It was the kind of jobs print that forces a double take: payroll growth tepid, the unemployment rate a touch lower, and the year as a whole the weakest for hiring in two decades. According to the latest figures from the Bureau of Labor Statistics, nonfarm payrolls rose by just 50,000 in December — far below many economists' expectations and the capstone to a year of subdued hiring.
A puzzling snapshot
The headline number — 50,000 — understates some of the mixed signals beneath the surface. The household survey showed an increase of 232,000 people employed, which helped push the unemployment rate down to 4.4% and the broader labor underutilization measure (U-6) to about 8.4%. At the same time, the labor force participation rate inched down to roughly 62.4%, suggesting fewer people were actively looking for work even as more households reported someone working.
Wage growth remained steady but not overheated: average hourly earnings rose 0.3% in December and 3.8% year over year. That keeps inflationary pressure from spiking via the labor market, even as pay gains remain meaningful for many workers.
Sector detail gives a clearer sense of where the openings are. Leisure and hospitality led December, adding nearly 47,000 jobs — restaurants and bars were the big drivers. Health care also contributed, with hospitals and related services boosting payrolls. On the flip side, retail shed about 25,000 positions and manufacturing recorded job losses for the eighth straight month.
Other important context came from revisions. November’s payrolls were nudged slightly lower and earlier months were also adjusted, leaving the 2025 average payroll gain at roughly 49,000 per month. That pace makes 2025 the weakest year for job creation outside recessionary episodes since 2003.
Demand for workers is cooling
The slowdown isn't limited to payroll tallies. The Job Openings and Labor Turnover Survey showed openings slipping to about 7.15 million at the end of November, the fewest in more than a year, while hires and separations also trended lower. Measures of hiring activity are approaching levels more typical of a cooling economy than a boom.

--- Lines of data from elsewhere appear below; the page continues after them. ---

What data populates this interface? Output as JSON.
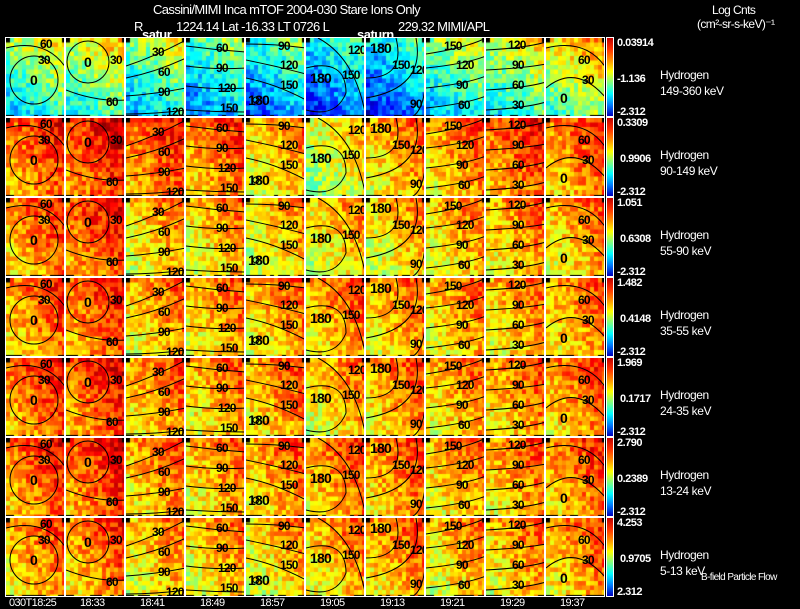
{
  "chart_data": {
    "type": "heatmap",
    "title": "Cassini/MIMI Inca mTOF  2004-030   Stare   Ions Only",
    "subtitle": {
      "r_label": "R",
      "position": "1224.14 Lat -16.33 LT 0726 L",
      "l_value": "229.32  MIMI/APL"
    },
    "colorbar_title": "Log Cnts",
    "colorbar_units": "(cm²-sr-s-keV)⁻¹",
    "saturn_labels": [
      "satur",
      "saturn"
    ],
    "times": [
      "030T18:25",
      "18:33",
      "18:41",
      "18:49",
      "18:57",
      "19:05",
      "19:13",
      "19:21",
      "19:29",
      "19:37"
    ],
    "rows": [
      {
        "species": "Hydrogen",
        "energy": "149-360 keV",
        "max": "0.03914",
        "mid": "-1.136",
        "min": "-2.312",
        "levels": [
          0.48,
          0.52,
          0.45,
          0.38,
          0.35,
          0.3,
          0.3,
          0.45,
          0.5,
          0.58
        ]
      },
      {
        "species": "Hydrogen",
        "energy": "90-149 keV",
        "max": "0.3309",
        "mid": "0.9906",
        "min": "-2.312",
        "levels": [
          0.78,
          0.82,
          0.78,
          0.75,
          0.68,
          0.6,
          0.7,
          0.72,
          0.78,
          0.75
        ]
      },
      {
        "species": "Hydrogen",
        "energy": "55-90 keV",
        "max": "1.051",
        "mid": "0.6308",
        "min": "-2.312",
        "levels": [
          0.75,
          0.8,
          0.68,
          0.68,
          0.65,
          0.66,
          0.66,
          0.68,
          0.7,
          0.7
        ]
      },
      {
        "species": "Hydrogen",
        "energy": "35-55 keV",
        "max": "1.482",
        "mid": "0.4148",
        "min": "-2.312",
        "levels": [
          0.75,
          0.78,
          0.7,
          0.7,
          0.7,
          0.72,
          0.7,
          0.7,
          0.7,
          0.72
        ]
      },
      {
        "species": "Hydrogen",
        "energy": "24-35 keV",
        "max": "1.969",
        "mid": "0.1717",
        "min": "-2.312",
        "levels": [
          0.78,
          0.8,
          0.72,
          0.7,
          0.72,
          0.68,
          0.72,
          0.7,
          0.72,
          0.74
        ]
      },
      {
        "species": "Hydrogen",
        "energy": "13-24 keV",
        "max": "2.790",
        "mid": "0.2389",
        "min": "-2.312",
        "levels": [
          0.78,
          0.8,
          0.72,
          0.7,
          0.72,
          0.74,
          0.74,
          0.7,
          0.72,
          0.75
        ]
      },
      {
        "species": "Hydrogen",
        "energy": "5-13 keV",
        "max": "4.253",
        "mid": "0.9705",
        "min": "2.312",
        "levels": [
          0.72,
          0.75,
          0.68,
          0.68,
          0.66,
          0.7,
          0.72,
          0.68,
          0.7,
          0.72
        ]
      }
    ],
    "contour_labels": [
      [
        "60",
        "30",
        "0"
      ],
      [
        "30",
        "60",
        "0"
      ],
      [
        "30",
        "60",
        "90",
        "120"
      ],
      [
        "60",
        "90",
        "120",
        "150"
      ],
      [
        "90",
        "120",
        "150",
        "180"
      ],
      [
        "120",
        "150",
        "180"
      ],
      [
        "180",
        "150",
        "120",
        "90"
      ],
      [
        "150",
        "120",
        "90",
        "60"
      ],
      [
        "120",
        "90",
        "60",
        "30"
      ],
      [
        "60",
        "30",
        "0"
      ]
    ],
    "legend_note": "B-field Particle Flow"
  }
}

Surveys of sentiment match the data: the New York Fed's consumer expectations gauge found Americans felt less confident about their chances of finding work, with the perceived probability of getting a job at a record low in December.
What this means for markets and policy
Financial markets reacted with calm: futures ticked up and Treasury yields were largely stable after the release. Policymakers at the Federal Reserve will be parsing the nuances — modest payroll growth, slowing openings, steady but not runaway wages — as they decide how much room they have to ease monetary policy further. The Fed cut rates three times in the fall in response to weakening parts of the labor market; futures markets now price the next cut farther out than they did a month ago.
Economists are split on the interpretation. Some see the data as evidence that employers are choosing to be cautious — hiring slowly while retaining staff. Others point to the household survey gains as a sign that more people are finding work, even if firms are posting fewer openings.
For workers and businesses
For workers, the picture is mixed. Sectors that still hire — hospitality and health care — offer opportunities, but many Americans face thin job markets in retail and manufacturing. For businesses, the slackening in hiring and openings could ease wage pressures but also make it harder to find skilled labor in pockets of the economy.
The December report closes out a year in which hiring largely petered out after a brisk start: most of 2025's gains were concentrated in the first third of the year. As companies weigh investment decisions, trade policy uncertainty and the broader path of demand will determine whether 2026 brings a sustained pickup in hiring or merely more of the same slow, uneven growth.
The full set of statistics and tables are posted by the Bureau of Labor Statistics, and they will be dissected in the weeks ahead — not least by families trying to read what it means for job openings in their town and by policymakers deciding how quickly to change interest rates. Meanwhile, the economy has arrived in January with growth running, hiring subdued, and uncertainty high — a tricky combination for everyone watching paychecks and prices.